Show Notes
Filmmaker John de Graaf has been creating documentaries for over forty years. An author, filmmaker, speaker, and activist, his mission is to help cultivate a happier, healthier, and more sustainable quality of life in America. His newest film, From Sea to Shining Sea, beautifully explores the life and legacy of poet Katharine Lee Bates, who gifted the nation with “America the Beautiful.” Recently screened on Vashon, the film is also available through the King County Library system.

Over the course of his distinguished career, John has received more than 100 regional, national, and international awards, including the highest honor for legal reporting from the American Bar Association. More than a dozen of his films have aired nationally in primetime on PBS, including his 1997 hit, Affluenza.
John is also the co-founder and president of Take Back Your Time, co-founder of the Happiness Alliance, former policy director of the Simplicity Forum, and the founder of the emerging organization Make America Beautiful Again.
You can learn more about his work at johndegraaf.com.
America the Beautiful (the earlier documentary) can also be rented or streamed through Bullfrog Films.

From the catalogue notes:
America the Beautiful may be America’s most beloved song. But few know about the fascinating life of the writer behind it: poet, long-time professor at Wellesley College and social reformer Katharine Lee Bates.

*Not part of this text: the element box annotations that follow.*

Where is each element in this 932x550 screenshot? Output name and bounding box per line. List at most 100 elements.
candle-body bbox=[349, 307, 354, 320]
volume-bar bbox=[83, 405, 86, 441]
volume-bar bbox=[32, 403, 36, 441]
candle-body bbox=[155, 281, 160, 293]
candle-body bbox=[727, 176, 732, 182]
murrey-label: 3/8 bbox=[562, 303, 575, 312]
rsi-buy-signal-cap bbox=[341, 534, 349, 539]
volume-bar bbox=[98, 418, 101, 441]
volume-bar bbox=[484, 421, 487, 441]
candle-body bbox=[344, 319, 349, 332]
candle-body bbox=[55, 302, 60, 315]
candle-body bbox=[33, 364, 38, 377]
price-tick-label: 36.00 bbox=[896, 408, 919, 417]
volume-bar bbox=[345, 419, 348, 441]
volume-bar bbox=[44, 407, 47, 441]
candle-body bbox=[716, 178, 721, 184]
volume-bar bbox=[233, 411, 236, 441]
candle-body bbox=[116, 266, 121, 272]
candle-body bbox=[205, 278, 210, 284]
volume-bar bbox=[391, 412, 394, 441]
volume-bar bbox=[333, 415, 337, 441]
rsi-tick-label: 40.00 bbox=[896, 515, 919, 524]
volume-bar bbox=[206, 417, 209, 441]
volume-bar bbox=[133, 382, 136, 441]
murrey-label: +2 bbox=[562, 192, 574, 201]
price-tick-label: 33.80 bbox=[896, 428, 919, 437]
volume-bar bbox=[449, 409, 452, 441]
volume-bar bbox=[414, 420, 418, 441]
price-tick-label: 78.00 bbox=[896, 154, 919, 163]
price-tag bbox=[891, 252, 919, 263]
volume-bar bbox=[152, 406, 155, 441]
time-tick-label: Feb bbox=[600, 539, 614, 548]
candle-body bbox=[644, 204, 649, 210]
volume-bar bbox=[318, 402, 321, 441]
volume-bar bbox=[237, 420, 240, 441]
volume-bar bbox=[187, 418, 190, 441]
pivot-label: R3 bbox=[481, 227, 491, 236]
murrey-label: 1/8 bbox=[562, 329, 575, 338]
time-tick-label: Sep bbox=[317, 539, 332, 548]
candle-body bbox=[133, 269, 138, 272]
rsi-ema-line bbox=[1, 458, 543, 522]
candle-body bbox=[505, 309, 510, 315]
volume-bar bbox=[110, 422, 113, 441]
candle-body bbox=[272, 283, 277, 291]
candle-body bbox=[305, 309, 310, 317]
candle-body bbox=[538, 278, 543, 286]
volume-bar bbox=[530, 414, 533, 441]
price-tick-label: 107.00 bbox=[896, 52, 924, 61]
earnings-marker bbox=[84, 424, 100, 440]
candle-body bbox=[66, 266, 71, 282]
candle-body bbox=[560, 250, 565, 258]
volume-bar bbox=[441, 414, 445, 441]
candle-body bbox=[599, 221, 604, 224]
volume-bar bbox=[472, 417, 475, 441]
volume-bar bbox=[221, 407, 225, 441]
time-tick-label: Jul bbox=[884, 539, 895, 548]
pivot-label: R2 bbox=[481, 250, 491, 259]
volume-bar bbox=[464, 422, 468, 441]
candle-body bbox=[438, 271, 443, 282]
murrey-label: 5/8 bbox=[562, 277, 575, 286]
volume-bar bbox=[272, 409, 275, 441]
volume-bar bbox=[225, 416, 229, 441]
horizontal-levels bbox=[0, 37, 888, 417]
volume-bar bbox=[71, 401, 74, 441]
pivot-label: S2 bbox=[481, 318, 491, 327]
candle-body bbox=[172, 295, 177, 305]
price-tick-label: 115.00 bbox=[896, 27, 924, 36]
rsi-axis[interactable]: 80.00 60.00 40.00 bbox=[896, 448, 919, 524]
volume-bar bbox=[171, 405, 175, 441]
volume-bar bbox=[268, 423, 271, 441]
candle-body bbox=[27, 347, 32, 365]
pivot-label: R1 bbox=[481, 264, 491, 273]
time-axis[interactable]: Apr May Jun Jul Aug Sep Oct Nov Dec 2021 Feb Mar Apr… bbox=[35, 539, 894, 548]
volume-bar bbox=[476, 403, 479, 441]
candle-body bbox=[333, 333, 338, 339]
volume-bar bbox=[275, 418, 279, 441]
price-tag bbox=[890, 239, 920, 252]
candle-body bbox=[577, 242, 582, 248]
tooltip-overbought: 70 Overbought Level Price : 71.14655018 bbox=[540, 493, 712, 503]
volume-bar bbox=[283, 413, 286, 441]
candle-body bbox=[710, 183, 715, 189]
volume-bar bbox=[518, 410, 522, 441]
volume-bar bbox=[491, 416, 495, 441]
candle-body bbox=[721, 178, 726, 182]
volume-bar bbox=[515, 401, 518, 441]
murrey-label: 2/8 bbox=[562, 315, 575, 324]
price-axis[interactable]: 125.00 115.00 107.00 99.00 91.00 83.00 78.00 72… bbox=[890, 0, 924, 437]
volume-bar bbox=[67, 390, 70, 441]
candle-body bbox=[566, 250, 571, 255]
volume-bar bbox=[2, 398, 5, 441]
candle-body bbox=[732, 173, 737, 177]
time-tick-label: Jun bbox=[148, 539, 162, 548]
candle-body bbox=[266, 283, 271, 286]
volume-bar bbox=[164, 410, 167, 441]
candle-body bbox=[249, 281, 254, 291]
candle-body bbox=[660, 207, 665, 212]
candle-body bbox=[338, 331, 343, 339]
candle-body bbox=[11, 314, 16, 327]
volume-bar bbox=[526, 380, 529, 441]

The first words of her poem America (later set to music and called America the Beautiful) came to Bates as she surveyed the Great Plains and the Rocky Mountains from the broad summit of Colorado’s Pike’s Peak on July 22, 1893. Bates penned lyrics that reflect both a love for her country and a desire for reform. The song does not ignore the fact that the United States has often not lived up to its promises and ideals, yet it honors the unbroken chain of Americans who, living up to those ideals and loving their country deeply, strived to make it all it can be.